Roark's proposal is one of 16 suggested constitutional amendments lawmakers had prefiled as of Friday for the 2004 legislative session, which begins Jan. 7. Any proposed changes that win legislative approval would have to be ratified by a simple majority of voters in November.
Some of the measures are relatively fresh ideas, while others have been fighting for a ballot spot for years.
One of the newer proposals, filed by state Sen. Sarah Steelman, R-Rolla, would constitutionally establish marriage as being between a man and a woman, a policy already set in state law. House Majority Floor Leader Jason Crowell, R-Cape Girardeau, is planning to sponsor a similar measure in the lower chamber.
The amendments are in response to a recent ruling by the Massachusetts Supreme Judicial Court that authorized same-sex marriages in that state.
"Marriage needs to be defined in the Missouri Constitution as between a man and a woman to eliminate any doubt if this issue is challenged in Missouri courts," Crowell said.
Amendments submitted in both chambers with bipartisan support would enshrine the right to hunt, fish and harvest game in the state Bill of Rights. State Rep. Peter Myers, R-Sikeston, is a co-sponsor of the House version.
"We want it to be in the constitution so no activist group can come in and preclude the right of Missourians to hunt and fish," Myers said. "It is as simple as that."

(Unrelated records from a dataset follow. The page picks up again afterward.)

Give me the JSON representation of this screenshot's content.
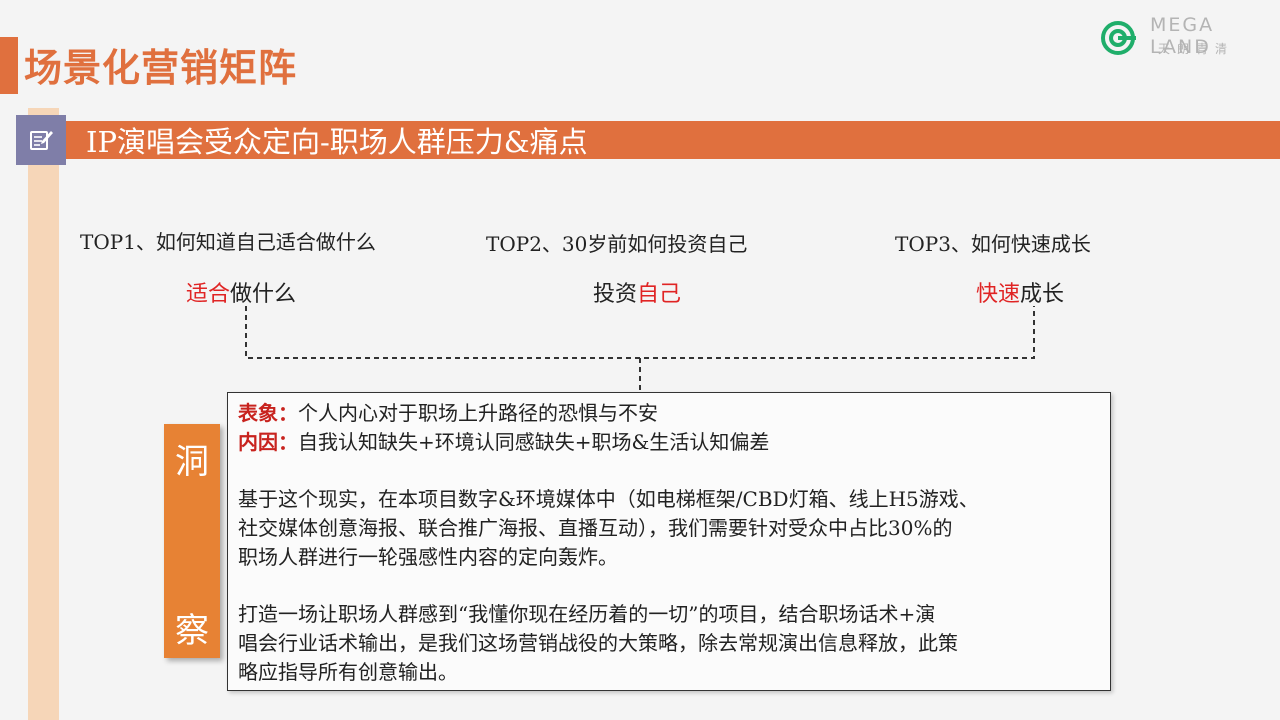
{
  "header": {
    "title": "场景化营销矩阵",
    "section_title": "IP演唱会受众定向-职场人群压力&痛点"
  },
  "logo": {
    "wordmark": "MEGA LAND",
    "cn": "天朗青清"
  },
  "tops": [
    {
      "label": "TOP1、如何知道自己适合做什么",
      "keyword_hl": "适合",
      "keyword_rest": "做什么"
    },
    {
      "label": "TOP2、30岁前如何投资自己",
      "keyword_pre": "投资",
      "keyword_hl": "自己"
    },
    {
      "label": "TOP3、如何快速成长",
      "keyword_hl": "快速",
      "keyword_rest": "成长"
    }
  ],
  "insight": {
    "tag_top": "洞",
    "tag_bottom": "察",
    "surface_label": "表象：",
    "surface_text": "个人内心对于职场上升路径的恐惧与不安",
    "inner_label": "内因：",
    "inner_text": "自我认知缺失+环境认同感缺失+职场&生活认知偏差",
    "para1_line1": "基于这个现实，在本项目数字&环境媒体中（如电梯框架/CBD灯箱、线上H5游戏、",
    "para1_line2": "社交媒体创意海报、联合推广海报、直播互动），我们需要针对受众中占比30%的",
    "para1_line3": "职场人群进行一轮强感性内容的定向轰炸。",
    "para2_line1": "打造一场让职场人群感到“我懂你现在经历着的一切”的项目，结合职场话术+演",
    "para2_line2": "唱会行业话术输出，是我们这场营销战役的大策略，除去常规演出信息释放，此策",
    "para2_line3": "略应指导所有创意输出。"
  },
  "colors": {
    "accent": "#e0703e",
    "highlight_red": "#e02424",
    "label_red": "#c8231e",
    "tag_orange": "#e78234",
    "icon_box": "#7f7ea8"
  }
}
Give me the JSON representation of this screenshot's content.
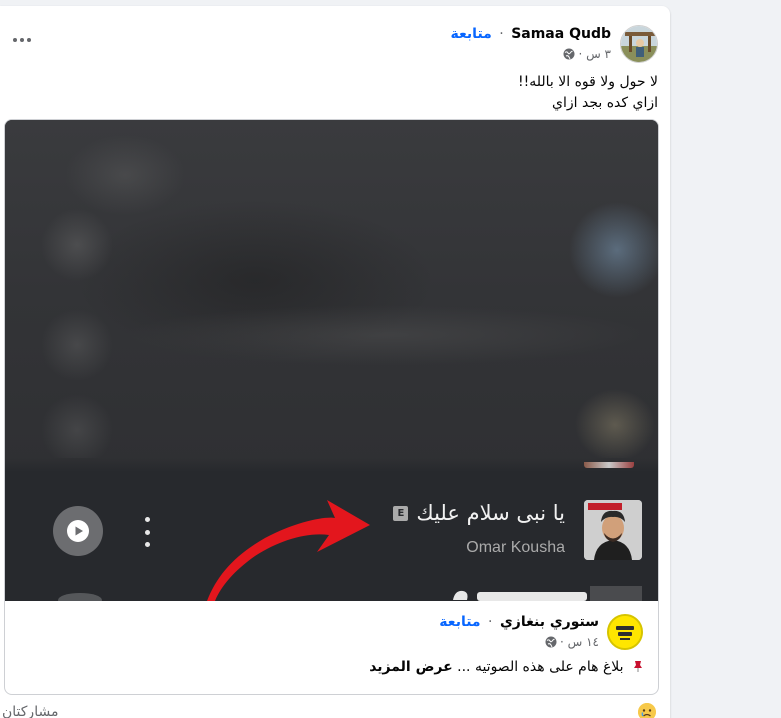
{
  "post": {
    "author_name": "Samaa Qudb",
    "separator": "·",
    "follow_label": "متابعة",
    "time": "٣ س ·",
    "text_line1": "لا حول ولا قوه الا بالله!!",
    "text_line2": "ازاي كده بجد ازاي",
    "more_icon": "more-horizontal-icon"
  },
  "shared_post": {
    "media": {
      "song_title": "يا نبى سلام عليك",
      "explicit_badge": "E",
      "artist": "Omar Kousha"
    },
    "author_name": "ستوري بنغازي",
    "separator": "·",
    "follow_label": "متابعة",
    "time": "١٤ س ·",
    "text": "بلاغ هام على هذه الصوتيه ...",
    "see_more": "عرض المزيد"
  },
  "footer": {
    "shares_label": "مشاركتان"
  },
  "colors": {
    "accent": "#0866ff",
    "arrow": "#e3161d",
    "media_bg": "#27292d"
  }
}
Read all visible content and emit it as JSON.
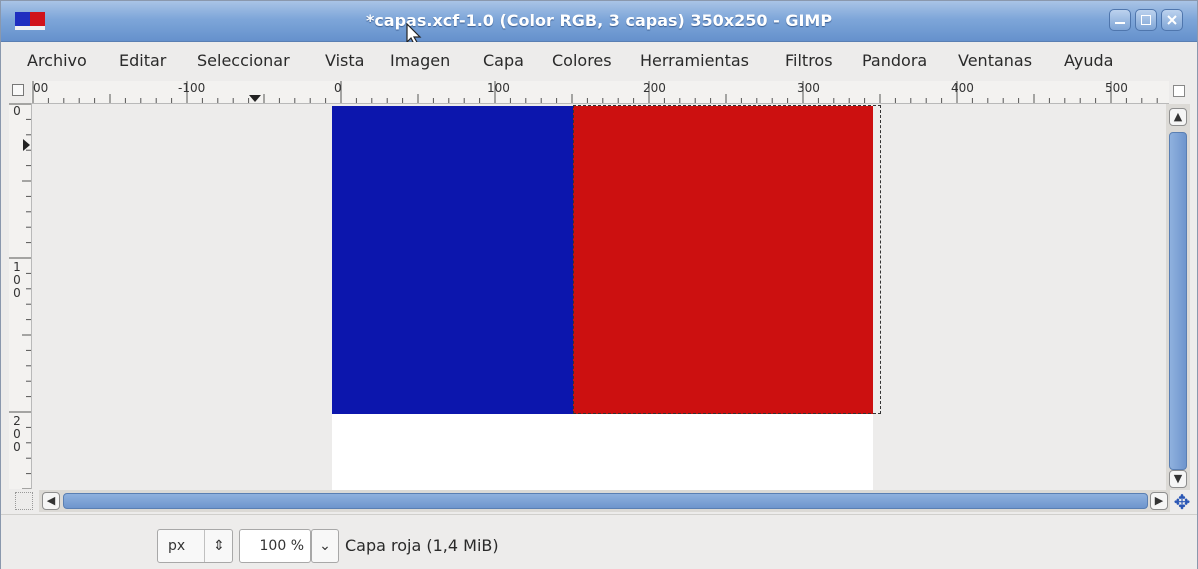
{
  "window": {
    "title": "*capas.xcf-1.0 (Color RGB, 3 capas) 350x250 - GIMP"
  },
  "menu": [
    "Archivo",
    "Editar",
    "Seleccionar",
    "Vista",
    "Imagen",
    "Capa",
    "Colores",
    "Herramientas",
    "Filtros",
    "Pandora",
    "Ventanas",
    "Ayuda"
  ],
  "ruler": {
    "h_labels": [
      "00",
      "-100",
      "0",
      "100",
      "200",
      "300",
      "400",
      "500"
    ],
    "v_labels": [
      "0",
      "100",
      "200"
    ]
  },
  "canvas": {
    "colors": {
      "blue_layer": "#0c16ad",
      "red_layer": "#cc1010",
      "background_layer": "#ffffff",
      "titlebar": "#7ea6d9"
    }
  },
  "status": {
    "unit": "px",
    "zoom": "100 %",
    "layer_info": "Capa roja (1,4 MiB)"
  },
  "icons": {
    "scroll_up": "▲",
    "scroll_down": "▼",
    "scroll_left": "◀",
    "scroll_right": "▶",
    "move": "✥",
    "spin": "⇕",
    "dropdown": "⌄"
  }
}
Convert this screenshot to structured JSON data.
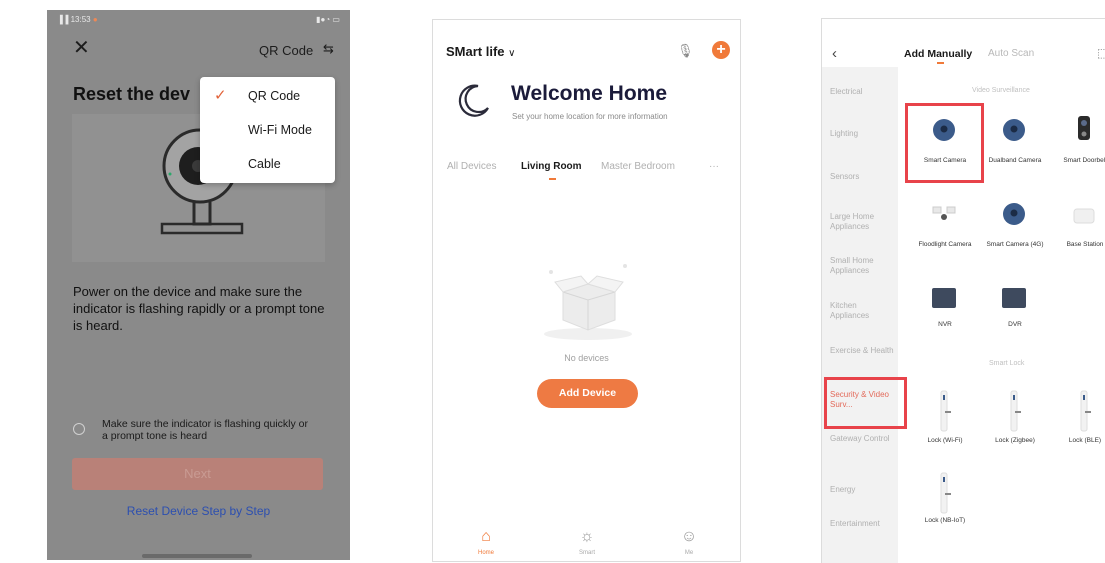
{
  "panel1": {
    "status_time": "13:53",
    "status_icons_right": "▮●◔ ▭",
    "close_icon": "close-icon",
    "mode_selector": "QR Code",
    "mode_swap_icon": "swap-icon",
    "title": "Reset the dev",
    "description": "Power on the device and make sure the indicator is flashing rapidly or a prompt tone is heard.",
    "confirm_text": "Make sure the indicator is flashing quickly or a prompt tone is heard",
    "next_label": "Next",
    "reset_link": "Reset Device Step by Step",
    "dropdown": {
      "items": [
        {
          "label": "QR Code",
          "selected": true
        },
        {
          "label": "Wi-Fi Mode",
          "selected": false
        },
        {
          "label": "Cable",
          "selected": false
        }
      ]
    }
  },
  "panel2": {
    "home_name": "SMart life",
    "welcome_title": "Welcome Home",
    "welcome_sub": "Set your home location for more information",
    "tabs": [
      "All Devices",
      "Living Room",
      "Master Bedroom",
      "···"
    ],
    "active_tab": "Living Room",
    "empty_text": "No devices",
    "add_button": "Add Device",
    "nav": [
      "Home",
      "Smart",
      "Me"
    ],
    "accent": "#f07a3a"
  },
  "panel3": {
    "tabs": {
      "active": "Add Manually",
      "inactive": "Auto Scan"
    },
    "categories": [
      "Electrical",
      "Lighting",
      "Sensors",
      "Large Home Appliances",
      "Small Home Appliances",
      "Kitchen Appliances",
      "Exercise & Health",
      "Security & Video Surv...",
      "Gateway Control",
      "Energy",
      "Entertainment"
    ],
    "active_category": "Security & Video Surv...",
    "section_video": "Video Surveillance",
    "section_lock": "Smart Lock",
    "devices": [
      {
        "label": "Smart Camera",
        "icon": "camera-icon"
      },
      {
        "label": "Dualband Camera",
        "icon": "camera-icon"
      },
      {
        "label": "Smart Doorbell",
        "icon": "doorbell-icon"
      },
      {
        "label": "Floodlight Camera",
        "icon": "floodlight-icon"
      },
      {
        "label": "Smart Camera (4G)",
        "icon": "camera-icon"
      },
      {
        "label": "Base Station",
        "icon": "base-station-icon"
      },
      {
        "label": "NVR",
        "icon": "nvr-icon"
      },
      {
        "label": "DVR",
        "icon": "dvr-icon"
      }
    ],
    "locks": [
      {
        "label": "Lock (Wi-Fi)"
      },
      {
        "label": "Lock (Zigbee)"
      },
      {
        "label": "Lock (BLE)"
      },
      {
        "label": "Lock (NB-IoT)"
      }
    ],
    "highlight_color": "#e8434a"
  }
}
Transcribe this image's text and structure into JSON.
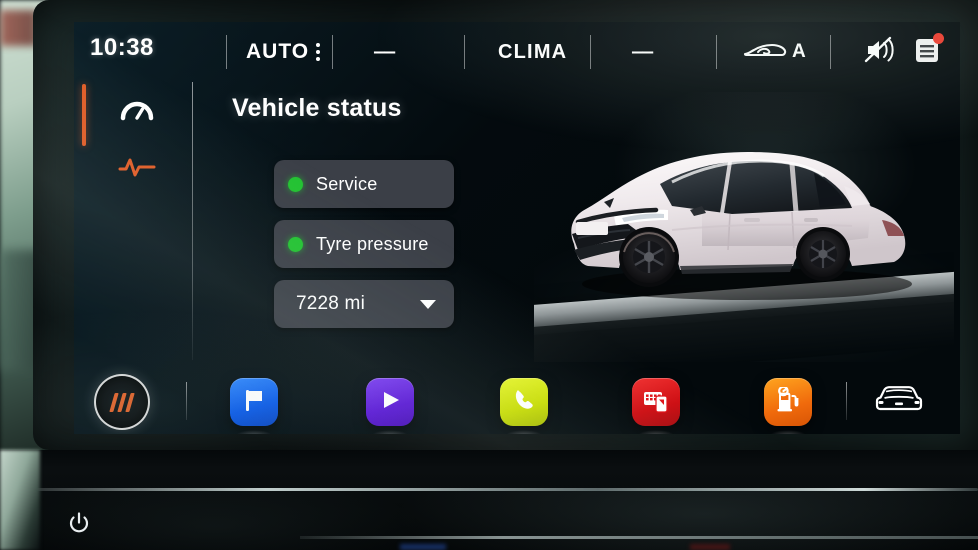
{
  "statusbar": {
    "time": "10:38",
    "climate_auto_label": "AUTO",
    "left_temp": "‒‒",
    "clima_label": "CLIMA",
    "right_temp": "‒‒",
    "recirculation_label": "A",
    "icons": {
      "recirculation": "car-airflow-icon",
      "sound_muted": "sound-muted-icon",
      "notifications": "notifications-list-icon"
    },
    "notification_badge": true,
    "overflow_menu": "three-dots-vertical"
  },
  "sidebar": {
    "items": [
      {
        "name": "driving-data",
        "icon": "gauge-icon",
        "active": false
      },
      {
        "name": "vehicle-status",
        "icon": "pulse-icon",
        "active": true
      }
    ],
    "accent_color": "#e25c26"
  },
  "main": {
    "title": "Vehicle status",
    "status_items": [
      {
        "label": "Service",
        "state_color": "#22c231",
        "state": "ok"
      },
      {
        "label": "Tyre pressure",
        "state_color": "#22c231",
        "state": "ok"
      }
    ],
    "mileage": {
      "value": "7228 mi",
      "caret": "chevron-down-icon"
    },
    "vehicle_image": "cupra-born-hatchback-white"
  },
  "dock": {
    "home": {
      "name": "home-button",
      "icon": "cupra-slashes-logo"
    },
    "apps": [
      {
        "name": "navigation",
        "icon": "flag-icon",
        "color": "#1a6ef5"
      },
      {
        "name": "media",
        "icon": "play-icon",
        "color": "#6a24e8"
      },
      {
        "name": "phone",
        "icon": "phone-handset-icon",
        "color": "#d7e90d"
      },
      {
        "name": "smartphone-projection",
        "icon": "phone-projection-icon",
        "color": "#e01117"
      },
      {
        "name": "fuel-stations",
        "icon": "fuel-pump-icon",
        "color": "#f6831a"
      }
    ],
    "vehicle_button": {
      "name": "vehicle-settings",
      "icon": "car-front-icon"
    }
  },
  "hardware": {
    "power_button": {
      "name": "power-button",
      "icon": "power-icon"
    }
  }
}
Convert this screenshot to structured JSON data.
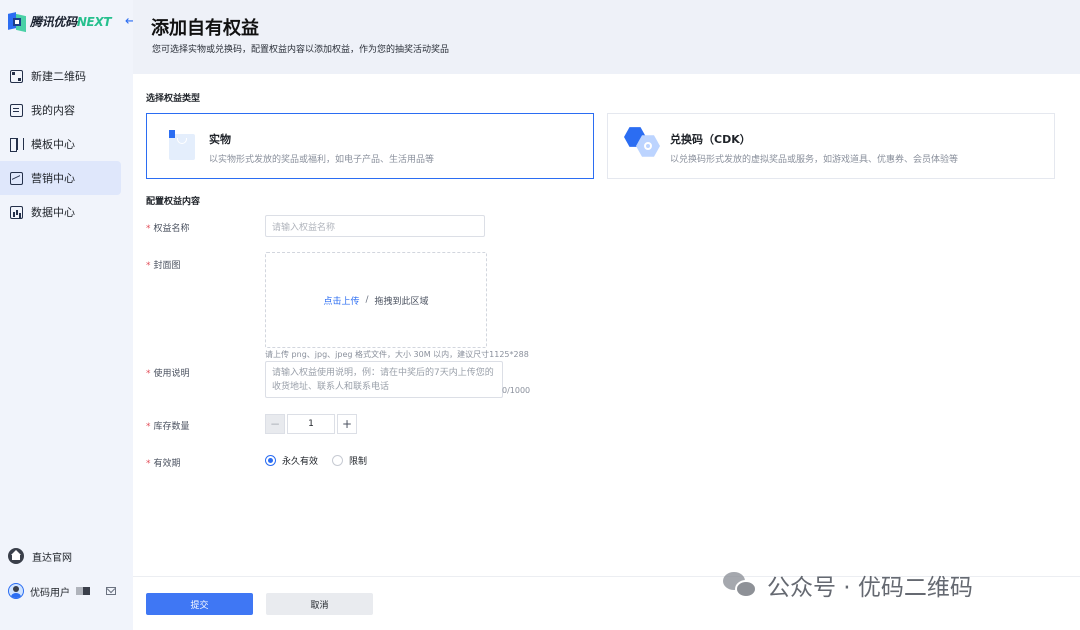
{
  "brand": {
    "name": "腾讯优码",
    "suffix": "NEXT"
  },
  "sidebar": {
    "items": [
      {
        "label": "新建二维码",
        "icon": "qrcode-icon"
      },
      {
        "label": "我的内容",
        "icon": "document-icon"
      },
      {
        "label": "模板中心",
        "icon": "template-icon"
      },
      {
        "label": "营销中心",
        "icon": "marketing-icon",
        "active": true
      },
      {
        "label": "数据中心",
        "icon": "data-chart-icon"
      }
    ],
    "official_site": "直达官网",
    "user_name": "优码用户"
  },
  "header": {
    "title": "添加自有权益",
    "subtitle": "您可选择实物或兑换码，配置权益内容以添加权益，作为您的抽奖活动奖品"
  },
  "section1": {
    "title": "选择权益类型",
    "types": [
      {
        "name": "实物",
        "desc": "以实物形式发放的奖品或福利，如电子产品、生活用品等",
        "selected": true
      },
      {
        "name": "兑换码（CDK）",
        "desc": "以兑换码形式发放的虚拟奖品或服务，如游戏道具、优惠券、会员体验等",
        "selected": false
      }
    ]
  },
  "section2": {
    "title": "配置权益内容",
    "name_label": "权益名称",
    "name_placeholder": "请输入权益名称",
    "cover_label": "封面图",
    "upload_link": "点击上传",
    "upload_sep": "/",
    "upload_drag": "拖拽到此区域",
    "upload_hint": "请上传 png、jpg、jpeg 格式文件，大小 30M 以内，建议尺寸1125*288",
    "usage_label": "使用说明",
    "usage_placeholder": "请输入权益使用说明，例：请在中奖后的7天内上传您的收货地址、联系人和联系电话",
    "usage_counter": "0/1000",
    "stock_label": "库存数量",
    "stock_value": "1",
    "stock_minus": "−",
    "stock_plus": "+",
    "validity_label": "有效期",
    "validity_options": [
      "永久有效",
      "限制"
    ],
    "validity_selected": "永久有效"
  },
  "footer": {
    "submit": "提交",
    "cancel": "取消"
  },
  "watermark": {
    "text": "公众号 · 优码二维码"
  },
  "colors": {
    "primary": "#2b6df2",
    "submit": "#3f77f4",
    "required": "#e34d59",
    "brand_green": "#27c08e"
  }
}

While the Senate version, sponsored by state Sen. Harold Caskey, D-Butler, includes language that preserves the Missouri Conservation Commission's power over game management, the House measure does not. Myers said the House sponsors have no intention of hamstringing the commission and may need to add wording to that effect.
Toll roads
Another proposal with bipartisan sponsorship would give the Missouri Department of Transportation the authority to build and maintain toll roads. MoDOT officials plan to push for passage of the measure, though it has encountered a lukewarm reception in recent years. Missouri voters have twice rejected toll-road amendments, in 1971 and 1992.
State Sen. Matt Bartle, R-Lee's Summit, wants to abolish the Missouri State Highways and Transportation Commission as MoDOT's constitutionally independent governing body and put the department under a director appointed by the governor with Senate approval.
While that idea had been an official part of the House Republican agenda as recently as 2001, it has never enjoyed much support in the Senate. Holden, a Democrat, endorsed the proposal in his State of the State address this year, but neither chamber gave it serious consideration.
Amendments that will likely be dead on arrival barring a massive shift in philosophy would extend or repeal legislative term limits.
State Rep. Dan Ward, D-Bonne Terre, suggests allowing incumbents to serve as long as 12 years per chamber instead of the current eight years. State Sen. Ken Jacob, D-Columbia, wants voters to reconsider their 1992 decision to impose term limits.